Twitter creates growing news media culture

Desi Gillespie, Staff Reporter

No sooner had radio reached mainstream Western culture than television arrived in post-war America. The World Wide Web was created less than 40 years later, and smartphones less than 30 after that.

The marriage of the Internet and the smartphone has led to an advent of mass media in the form of social networking. Facebook, Twitter and Instagram have now become integral facets of modern culture, their mobile apps now functioning as news distributors.

Twitter in particular has risen to the front of the pack in regard to news consumption. According to a 2018 study by AnchorFree for the Jack Myers Knowledge exchange, 82 percent of Gen Z and millenials include Twitter, among several other social media outlets, as a primary place to receive news.

Many celebrities and politicians utilize their Twitter presence to engage directly with their fans and constituents.
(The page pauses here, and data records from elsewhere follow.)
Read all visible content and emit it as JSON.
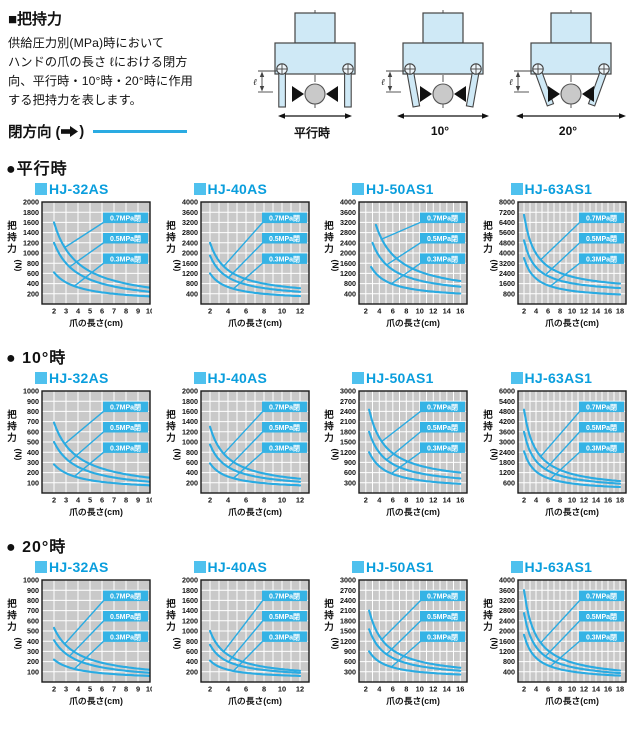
{
  "header": {
    "title": "■把持力",
    "description_lines": [
      "供給圧力別(MPa)時において",
      "ハンドの爪の長さ ℓにおける閉方",
      "向、平行時・10°時・20°時に作用",
      "する把持力を表します。"
    ],
    "legend_pre": "閉方向 (",
    "legend_post": ")",
    "legend_line_color": "#2aabe2"
  },
  "diagrams": [
    {
      "caption": "平行時",
      "dim_label": "ℓ",
      "angle_deg": 0
    },
    {
      "caption": "10°",
      "dim_label": "ℓ",
      "angle_deg": 10
    },
    {
      "caption": "20°",
      "dim_label": "ℓ",
      "angle_deg": 20
    }
  ],
  "sections": [
    "●平行時",
    "● 10°時",
    "● 20°時"
  ],
  "colors": {
    "curve": "#2aabe2",
    "title_text": "#0a9edd",
    "title_square": "#4fc1ee",
    "plot_background": "#c9c9c9",
    "gridline": "#ffffff",
    "label_box": "#35b3e5",
    "label_text": "#ffffff",
    "diagram_fill": "#cfe9f6"
  },
  "chart_data": [
    {
      "type": "line",
      "section": 0,
      "section_id": "parallel",
      "title": "HJ-32AS",
      "xlabel": "爪の長さ(cm)",
      "ylabel": "把持力(N)",
      "grid": true,
      "xticks": [
        2,
        3,
        4,
        5,
        6,
        7,
        8,
        9,
        10
      ],
      "xlim": [
        1,
        10
      ],
      "yticks": [
        200,
        400,
        600,
        800,
        1000,
        1200,
        1400,
        1600,
        1800,
        2000
      ],
      "ylim": [
        0,
        2000
      ],
      "series": [
        {
          "name": "0.7MPa閉",
          "points": [
            [
              2,
              1600
            ],
            [
              5,
              640
            ],
            [
              10,
              320
            ]
          ]
        },
        {
          "name": "0.5MPa閉",
          "points": [
            [
              2,
              1200
            ],
            [
              5,
              480
            ],
            [
              10,
              240
            ]
          ]
        },
        {
          "name": "0.3MPa閉",
          "points": [
            [
              2,
              620
            ],
            [
              5,
              268
            ],
            [
              10,
              150
            ]
          ]
        }
      ]
    },
    {
      "type": "line",
      "section": 0,
      "section_id": "parallel",
      "title": "HJ-40AS",
      "xlabel": "爪の長さ(cm)",
      "ylabel": "把持力(N)",
      "grid": true,
      "xticks": [
        2,
        4,
        6,
        8,
        10,
        12
      ],
      "xlim": [
        1,
        13
      ],
      "yticks": [
        400,
        800,
        1200,
        1600,
        2000,
        2400,
        2800,
        3200,
        3600,
        4000
      ],
      "ylim": [
        0,
        4000
      ],
      "series": [
        {
          "name": "0.7MPa閉",
          "points": [
            [
              2,
              2400
            ],
            [
              6,
              975
            ],
            [
              12,
              620
            ]
          ]
        },
        {
          "name": "0.5MPa閉",
          "points": [
            [
              2,
              1900
            ],
            [
              6,
              765
            ],
            [
              12,
              480
            ]
          ]
        },
        {
          "name": "0.3MPa閉",
          "points": [
            [
              2,
              1200
            ],
            [
              6,
              490
            ],
            [
              12,
              310
            ]
          ]
        }
      ]
    },
    {
      "type": "line",
      "section": 0,
      "section_id": "parallel",
      "title": "HJ-50AS1",
      "xlabel": "爪の長さ(cm)",
      "ylabel": "把持力(N)",
      "grid": true,
      "xticks": [
        2,
        4,
        6,
        8,
        10,
        12,
        14,
        16
      ],
      "xlim": [
        1,
        17
      ],
      "yticks": [
        400,
        800,
        1200,
        1600,
        2000,
        2400,
        2800,
        3200,
        3600,
        4000
      ],
      "ylim": [
        0,
        4000
      ],
      "series": [
        {
          "name": "0.7MPa閉",
          "points": [
            [
              3.5,
              3100
            ],
            [
              8,
              1515
            ],
            [
              16,
              900
            ]
          ]
        },
        {
          "name": "0.5MPa閉",
          "points": [
            [
              3,
              2400
            ],
            [
              8,
              1075
            ],
            [
              16,
              680
            ]
          ]
        },
        {
          "name": "0.3MPa閉",
          "points": [
            [
              2.8,
              1450
            ],
            [
              8,
              630
            ],
            [
              16,
              410
            ]
          ]
        }
      ]
    },
    {
      "type": "line",
      "section": 0,
      "section_id": "parallel",
      "title": "HJ-63AS1",
      "xlabel": "爪の長さ(cm)",
      "ylabel": "把持力(N)",
      "grid": true,
      "xticks": [
        2,
        4,
        6,
        8,
        10,
        12,
        14,
        16,
        18
      ],
      "xlim": [
        1,
        19
      ],
      "yticks": [
        800,
        1600,
        2400,
        3200,
        4000,
        4800,
        5600,
        6400,
        7200,
        8000
      ],
      "ylim": [
        0,
        8000
      ],
      "series": [
        {
          "name": "0.7MPa閉",
          "points": [
            [
              2,
              7000
            ],
            [
              8,
              2445
            ],
            [
              18,
              1600
            ]
          ]
        },
        {
          "name": "0.5MPa閉",
          "points": [
            [
              2,
              5000
            ],
            [
              8,
              1835
            ],
            [
              18,
              1250
            ]
          ]
        },
        {
          "name": "0.3MPa閉",
          "points": [
            [
              2,
              3600
            ],
            [
              8,
              1195
            ],
            [
              18,
              750
            ]
          ]
        }
      ]
    },
    {
      "type": "line",
      "section": 1,
      "section_id": "10deg",
      "title": "HJ-32AS",
      "xlabel": "爪の長さ(cm)",
      "ylabel": "把持力(N)",
      "grid": true,
      "xticks": [
        2,
        3,
        4,
        5,
        6,
        7,
        8,
        9,
        10
      ],
      "xlim": [
        1,
        10
      ],
      "yticks": [
        100,
        200,
        300,
        400,
        500,
        600,
        700,
        800,
        900,
        1000
      ],
      "ylim": [
        0,
        1000
      ],
      "series": [
        {
          "name": "0.7MPa閉",
          "points": [
            [
              2,
              690
            ],
            [
              5,
              285
            ],
            [
              10,
              150
            ]
          ]
        },
        {
          "name": "0.5MPa閉",
          "points": [
            [
              2,
              500
            ],
            [
              5,
              208
            ],
            [
              10,
              110
            ]
          ]
        },
        {
          "name": "0.3MPa閉",
          "points": [
            [
              2,
              280
            ],
            [
              5,
              127
            ],
            [
              10,
              75
            ]
          ]
        }
      ]
    },
    {
      "type": "line",
      "section": 1,
      "section_id": "10deg",
      "title": "HJ-40AS",
      "xlabel": "爪の長さ(cm)",
      "ylabel": "把持力(N)",
      "grid": true,
      "xticks": [
        2,
        4,
        6,
        8,
        10,
        12
      ],
      "xlim": [
        1,
        13
      ],
      "yticks": [
        200,
        400,
        600,
        800,
        1000,
        1200,
        1400,
        1600,
        1800,
        2000
      ],
      "ylim": [
        0,
        2000
      ],
      "series": [
        {
          "name": "0.7MPa閉",
          "points": [
            [
              2,
              1300
            ],
            [
              6,
              484
            ],
            [
              12,
              280
            ]
          ]
        },
        {
          "name": "0.5MPa閉",
          "points": [
            [
              2,
              950
            ],
            [
              6,
              366
            ],
            [
              12,
              220
            ]
          ]
        },
        {
          "name": "0.3MPa閉",
          "points": [
            [
              2,
              580
            ],
            [
              6,
              236
            ],
            [
              12,
              150
            ]
          ]
        }
      ]
    },
    {
      "type": "line",
      "section": 1,
      "section_id": "10deg",
      "title": "HJ-50AS1",
      "xlabel": "爪の長さ(cm)",
      "ylabel": "把持力(N)",
      "grid": true,
      "xticks": [
        2,
        4,
        6,
        8,
        10,
        12,
        14,
        16
      ],
      "xlim": [
        1,
        17
      ],
      "yticks": [
        300,
        600,
        900,
        1200,
        1500,
        1800,
        2100,
        2400,
        2700,
        3000
      ],
      "ylim": [
        0,
        3000
      ],
      "series": [
        {
          "name": "0.7MPa閉",
          "points": [
            [
              2.5,
              2450
            ],
            [
              8,
              940
            ],
            [
              16,
              600
            ]
          ]
        },
        {
          "name": "0.5MPa閉",
          "points": [
            [
              2.5,
              1800
            ],
            [
              8,
              685
            ],
            [
              16,
              430
            ]
          ]
        },
        {
          "name": "0.3MPa閉",
          "points": [
            [
              2.5,
              1200
            ],
            [
              8,
              440
            ],
            [
              16,
              270
            ]
          ]
        }
      ]
    },
    {
      "type": "line",
      "section": 1,
      "section_id": "10deg",
      "title": "HJ-63AS1",
      "xlabel": "爪の長さ(cm)",
      "ylabel": "把持力(N)",
      "grid": true,
      "xticks": [
        2,
        4,
        6,
        8,
        10,
        12,
        14,
        16,
        18
      ],
      "xlim": [
        1,
        19
      ],
      "yticks": [
        600,
        1200,
        1800,
        2400,
        3000,
        3600,
        4200,
        4800,
        5400,
        6000
      ],
      "ylim": [
        0,
        6000
      ],
      "series": [
        {
          "name": "0.7MPa閉",
          "points": [
            [
              2,
              4900
            ],
            [
              8,
              1355
            ],
            [
              18,
              700
            ]
          ]
        },
        {
          "name": "0.5MPa閉",
          "points": [
            [
              2,
              3600
            ],
            [
              8,
              1025
            ],
            [
              18,
              550
            ]
          ]
        },
        {
          "name": "0.3MPa閉",
          "points": [
            [
              2,
              2450
            ],
            [
              8,
              680
            ],
            [
              18,
              350
            ]
          ]
        }
      ]
    },
    {
      "type": "line",
      "section": 2,
      "section_id": "20deg",
      "title": "HJ-32AS",
      "xlabel": "爪の長さ(cm)",
      "ylabel": "把持力(N)",
      "grid": true,
      "xticks": [
        2,
        3,
        4,
        5,
        6,
        7,
        8,
        9,
        10
      ],
      "xlim": [
        1,
        10
      ],
      "yticks": [
        100,
        200,
        300,
        400,
        500,
        600,
        700,
        800,
        900,
        1000
      ],
      "ylim": [
        0,
        1000
      ],
      "series": [
        {
          "name": "0.7MPa閉",
          "points": [
            [
              2,
              530
            ],
            [
              5,
              222
            ],
            [
              10,
              120
            ]
          ]
        },
        {
          "name": "0.5MPa閉",
          "points": [
            [
              2,
              410
            ],
            [
              5,
              170
            ],
            [
              10,
              90
            ]
          ]
        },
        {
          "name": "0.3MPa閉",
          "points": [
            [
              2,
              220
            ],
            [
              5,
              100
            ],
            [
              10,
              60
            ]
          ]
        }
      ]
    },
    {
      "type": "line",
      "section": 2,
      "section_id": "20deg",
      "title": "HJ-40AS",
      "xlabel": "爪の長さ(cm)",
      "ylabel": "把持力(N)",
      "grid": true,
      "xticks": [
        2,
        4,
        6,
        8,
        10,
        12
      ],
      "xlim": [
        1,
        13
      ],
      "yticks": [
        200,
        400,
        600,
        800,
        1000,
        1200,
        1400,
        1600,
        1800,
        2000
      ],
      "ylim": [
        0,
        2000
      ],
      "series": [
        {
          "name": "0.7MPa閉",
          "points": [
            [
              2,
              1000
            ],
            [
              6,
              376
            ],
            [
              12,
              220
            ]
          ]
        },
        {
          "name": "0.5MPa閉",
          "points": [
            [
              2,
              730
            ],
            [
              6,
              290
            ],
            [
              12,
              180
            ]
          ]
        },
        {
          "name": "0.3MPa閉",
          "points": [
            [
              2,
              420
            ],
            [
              6,
              180
            ],
            [
              12,
              120
            ]
          ]
        }
      ]
    },
    {
      "type": "line",
      "section": 2,
      "section_id": "20deg",
      "title": "HJ-50AS1",
      "xlabel": "爪の長さ(cm)",
      "ylabel": "把持力(N)",
      "grid": true,
      "xticks": [
        2,
        4,
        6,
        8,
        10,
        12,
        14,
        16
      ],
      "xlim": [
        1,
        17
      ],
      "yticks": [
        300,
        600,
        900,
        1200,
        1500,
        1800,
        2100,
        2400,
        2700,
        3000
      ],
      "ylim": [
        0,
        3000
      ],
      "series": [
        {
          "name": "0.7MPa閉",
          "points": [
            [
              2.5,
              2100
            ],
            [
              8,
              730
            ],
            [
              16,
              420
            ]
          ]
        },
        {
          "name": "0.5MPa閉",
          "points": [
            [
              2.5,
              1550
            ],
            [
              8,
              555
            ],
            [
              16,
              330
            ]
          ]
        },
        {
          "name": "0.3MPa閉",
          "points": [
            [
              2.5,
              900
            ],
            [
              8,
              345
            ],
            [
              16,
              220
            ]
          ]
        }
      ]
    },
    {
      "type": "line",
      "section": 2,
      "section_id": "20deg",
      "title": "HJ-63AS1",
      "xlabel": "爪の長さ(cm)",
      "ylabel": "把持力(N)",
      "grid": true,
      "xticks": [
        2,
        4,
        6,
        8,
        10,
        12,
        14,
        16,
        18
      ],
      "xlim": [
        1,
        19
      ],
      "yticks": [
        400,
        800,
        1200,
        1600,
        2000,
        2400,
        2800,
        3200,
        3600,
        4000
      ],
      "ylim": [
        0,
        4000
      ],
      "series": [
        {
          "name": "0.7MPa閉",
          "points": [
            [
              2,
              3600
            ],
            [
              8,
              940
            ],
            [
              18,
              450
            ]
          ]
        },
        {
          "name": "0.5MPa閉",
          "points": [
            [
              2,
              2700
            ],
            [
              8,
              715
            ],
            [
              18,
              350
            ]
          ]
        },
        {
          "name": "0.3MPa閉",
          "points": [
            [
              2,
              1850
            ],
            [
              8,
              500
            ],
            [
              18,
              250
            ]
          ]
        }
      ]
    }
  ]
}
Mainstream media also run Twitter accounts geared towards remaining relevant with younger audiences.

“I like Twitter because it’s easy access,” Sloan Norris, a junior majoring in accounting, said. “I just open up my Twitter app and because I follow a lot of pages—like CNN, local news, New York Times, etc.—I am able to click on a link that takes me straight to the news article.”

This younger audience is primarily composed of millenials and Gen Z consumers—put another way, a large majority of the UA student body. Students must make the conscious decision to avoid or partake in the new media culture created by Twitter.

Thirty-six percent of American 18-29-year-olds are Twitter users, according to a 2018 Pew Research Internet and Technology study. While some students like Norris enjoy using the new media outlet, others are more wary of Twitter as a source of news.

“I feel like [Twitter] provides me with content that I want to see,” Alex Tidwell, a senior majoring in mathematics said. “The timeline is non-linear, and you’re inundated with retweets from other people’s accounts. That’s one vehicle by which the news on Twitter gets spammy.”

The development of Twitter’s news distribution is another evolution in mass media. Students in the College of Communications and Information Science now learn about social media as a new channel of communication.

“So essentially, what I say about getting your news from any type of social media, Twitter especially, is that the best things about are also the worst things about it,” UA mass communication instructor Will Heath said. “Twitter allows you to filter out everything that doesn’t interest you, as well as everybody who doesn’t agree with you. That’s a good thing because it allows you to quickly access the things you care about.”

Heath then went on to say that this function allows consumers to bypass the tradition of watching the evening news, waiting through stories that don’t interest them in order to get to ones that do.

“Sometimes those viewpoints that you’re deliberately filtering out are things you should be exposing yourself to,” Heath said. “At the very least to help you understand what people who don’t agree with you think like, and why they think that way.”